CAPTURE-ing movement in freely behaving animals
New behavioral-monitoring system combines motion capture, deep learning
Scientists studying the movement of animals have longed for a motion-capture method similar to the one Hollywood animators use to create spectacular big-screen villains (think Thanos in “The Avengers”).
Now a team of Harvard-led scientists has made a breakthrough, assembling a new system combining motion capture and deep learning to continuously track the 3D movements of freely behaving animals. The project, which monitors how the brain controls behavior, has the potential to help combat human disease or advance the creation of artificial intelligence.
The system, called continuous appendicular and postural tracking using retroreflector embedding — CAPTURE, for short — delivers what’s believed to be an unprecedented look at how animals move and behave naturally. This can one day lead to new understandings of how the brain functions.
“It’s really a technique that will end up informing a lot of neuroscience, psychology, drug discovery, [and disciplines] where questions of behavioral characterization and phenotyping are important,” said Bence Ölveczky, a professor in the Harvard Department of Organismic and Evolutionary Biology.
Up to now, no technology has captured intricate details of an animal’s natural behavior for extended periods of time. Recording precise animal movements during simple tasks, like pressing a lever, is possible, but because of the limited range of movements and behaviors scientists have been able to explore, it isn’t clear if the insights gained can lead to a general understanding of brain function.
CAPTURE starts the push beyond those limitations. It uses a series of custom markers that are attached to an animal, like tiny earrings, to track the position of the animal’s whole body nonstop with a 12-camera array. This lets them digitally reconstruct the animal’s skeletal pose and measure its normal movements for weeks at a time. With that data, the scientists can then develop new algorithms to create a foundational map of an animal’s normal behaviors. These behavioral maps can then be compared with maps when the animal is in an altered state, giving researchers an exact look at even some of the most subtle differences.
CAPTURE is described in a study recently published in Neuron. Harvard postdoctoral fellow Jesse Marshall led the project. Working with him and Ölveczky were William Wang ’20 and Diego E. Aldarondo, a student at the Graduate School of Arts and Sciences. Right now, CAPTURE has been designed to work only on rats, but the team plans to expand to other animals in the future.
“The large camera array works the way you would track actors for making Gollum [in the ‘Lord of the Rings’] or other types of animation,” Marshall said. “We use it to precisely measure the position of their head and limbs and then there’s a lot of analysis on top of that that enables the detection of behaviors and the isolation of other components [like behavioral organization].”

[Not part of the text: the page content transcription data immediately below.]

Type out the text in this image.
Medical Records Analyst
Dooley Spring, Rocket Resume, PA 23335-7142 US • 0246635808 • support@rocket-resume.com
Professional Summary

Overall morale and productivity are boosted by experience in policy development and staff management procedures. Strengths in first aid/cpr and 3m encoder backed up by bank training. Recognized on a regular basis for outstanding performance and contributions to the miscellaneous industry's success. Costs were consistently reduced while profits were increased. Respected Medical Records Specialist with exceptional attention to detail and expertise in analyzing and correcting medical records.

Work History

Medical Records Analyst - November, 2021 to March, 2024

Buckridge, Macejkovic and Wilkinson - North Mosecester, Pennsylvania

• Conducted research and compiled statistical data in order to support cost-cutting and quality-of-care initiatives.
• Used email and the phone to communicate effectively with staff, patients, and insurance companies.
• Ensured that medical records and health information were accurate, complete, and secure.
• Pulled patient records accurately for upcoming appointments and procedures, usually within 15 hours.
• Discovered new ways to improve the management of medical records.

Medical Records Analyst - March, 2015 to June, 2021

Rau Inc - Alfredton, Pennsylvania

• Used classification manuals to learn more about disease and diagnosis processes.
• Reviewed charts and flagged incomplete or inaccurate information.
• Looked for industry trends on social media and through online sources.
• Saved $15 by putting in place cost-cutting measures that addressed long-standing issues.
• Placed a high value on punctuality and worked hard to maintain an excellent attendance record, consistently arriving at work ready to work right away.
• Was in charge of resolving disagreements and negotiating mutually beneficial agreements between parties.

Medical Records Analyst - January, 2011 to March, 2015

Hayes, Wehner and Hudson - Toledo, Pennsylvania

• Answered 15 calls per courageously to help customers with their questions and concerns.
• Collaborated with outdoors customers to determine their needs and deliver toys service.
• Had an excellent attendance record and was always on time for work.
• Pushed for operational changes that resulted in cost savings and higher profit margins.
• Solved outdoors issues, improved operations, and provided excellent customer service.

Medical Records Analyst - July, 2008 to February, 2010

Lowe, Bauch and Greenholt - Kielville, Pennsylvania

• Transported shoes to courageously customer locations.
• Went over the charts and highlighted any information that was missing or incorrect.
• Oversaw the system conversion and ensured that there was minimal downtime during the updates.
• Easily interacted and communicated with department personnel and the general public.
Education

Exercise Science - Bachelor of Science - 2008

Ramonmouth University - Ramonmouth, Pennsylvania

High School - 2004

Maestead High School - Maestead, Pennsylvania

Marshall spent months researching the constraints and advantages of existing movement technologies before settling on motion capture. He then spent six months figuring out what type of marker would stay attached for long periods of time.
“Traditional markers from Hollywood are made of foam, and that wasn’t going to fly with rats,” Marshall said.
Working with local veterinarians, the team designed custom body piercings made of specialized reflective glass and attached them to 20 locations on the rats’ bodies. With the markers in place, they let the rats explore a naturalistic area and tracked their movements using the cameras 24/7 for weeks.
The researchers mapped out natural behaviors such as grooming, rearing, and walking and showed how those movements are organized into structured patterns, like the arrangement of words into sentences.
The team then looked at how those behaviors and patterns changed in response to two stimulants, caffeine and amphetamine. As expected, both drugs caused the rats to move around more, but they did so in different ways. Caffeine amped them up, but they explored their cage normally. Amphetamine, on the other hand, shifted their behavior in novel ways and made them quite disturbed, Marshall said. They ran around in repeated, sequential patterns.
When the team studied rats with a form of autism, the data showed another surprise.
The scientists saw the rats perform abnormal grooming patterns that hadn’t been described before. Grooming pattern alterations could be an important indicator used to model repetitive movements observed in people with autism, but they traditionally have been difficult to measure. The scientists say detecting these types of subtle and precise behavioral deficits are important in getting a better handle on many diseases and could be one of the prime uses of CAPTURE.
Other efforts to expand CAPTURE include combining their data with recordings of neural activity to map the relationship between brain signals and behavior across the full set of natural movements a rat performs. They are also working with Google DeepMind to use CAPTURE to help model how the brain produces behavior, and potentially to make new advances in artificial intelligence.
“We’re only going to go deeper,” Marshall said.
This research was supported with funding from the Helen Hay Whitney Foundation, the National Institutes of Health, the National Science Foundation, and the Segal Family Foundation.